Dieterle (Wilhelm)

1893-1972

Allemagne, Etats-Unis

Acteur, réalisateur

Wilhelm Dieterle, né dans une famille pauvre de Ludwigshafen, rêve de devenir acteur de théâtre. A seize ans, il rejoint une compagnie de théâtre, où sa beauté et son ambition lui ouvrent la voie vers les personnages romantiques. En 1919, il est remarqué par Max Reinhardt qui l’engage pour ses productions à Berlin.

Débuts dans le cinéma

A la même époque, Wilhelm Dieterle commence à jouer les jeunes premiers pour le cinéma dans des films comme Die Geierwally (1921) d’Ewald André Dupont avec Henny Porten, Hintertreppe [L’Escalier de Service] de Leopold Jessner et Paul Leni, ou Fraülein Julie (1922) de Felix Basch avec Asta Nielsen. Il tient aussi des rôles secondaires dans Lucrezia Borgia (1922) et Carlos und Elisabeth (1924) de Richard Oswald, et Die Austreibung [L’Expulsion] (1923), film perdu de F.-W. Murnau, .
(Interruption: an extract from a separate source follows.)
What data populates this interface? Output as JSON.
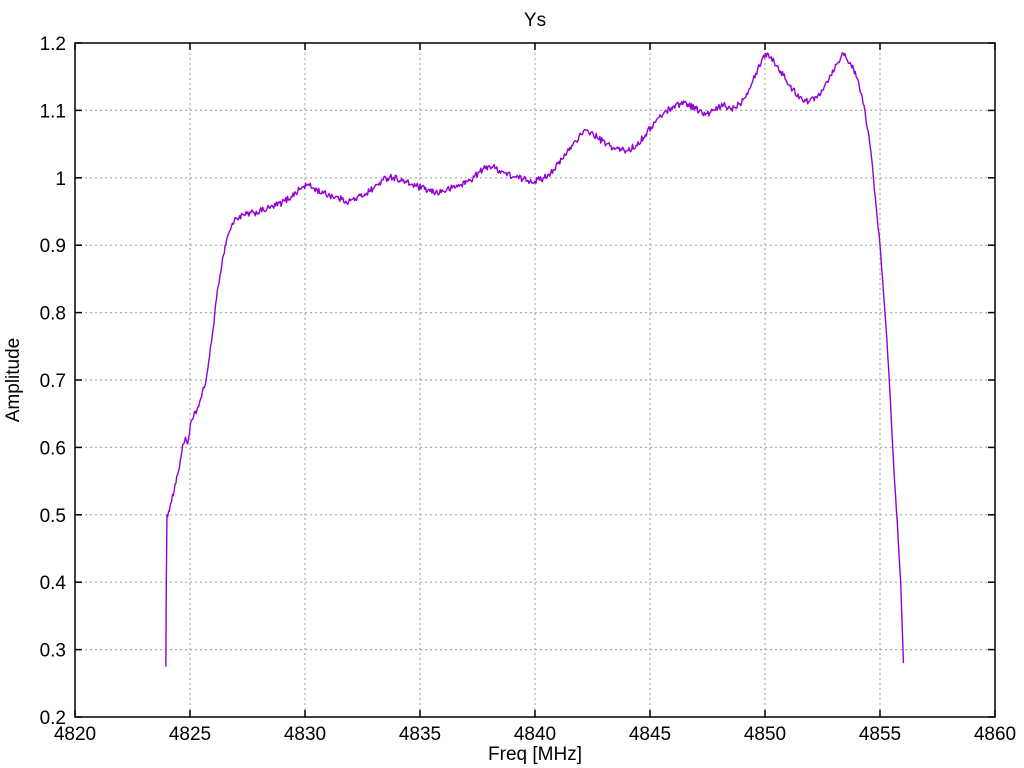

En 1923 il s’essaie à la réalisation au cinéma, avec Der Mensch am Wege (1923) d’après Tolstoï et avec la jeune Marlene Dietrich. L’année suivante il quitte la compagnie de Reinhardt, et crée sa propre compagnie théâtrale avec son épouse Charlotte Hagenbruch, actrice et scénariste. C’est un échec, et Dieterle revient au cinéma. Il obtient alors plusieurs rôles mémorables comme dans Das Wachsfigurenkabinett [Le Cabinet des Figures de Cire] (1924) de Paul Leni, dans le Faust (1926) de Murnau où il incarne Valentin, le frère de Gretchen, dans Die Weber [Les Tisserands] (1927) de Frederic Zelnik avec Paul Wegener, et dans le film pacifiste Am Rande der Welt [Au Bout du Monde] (1927) de Karl Grune.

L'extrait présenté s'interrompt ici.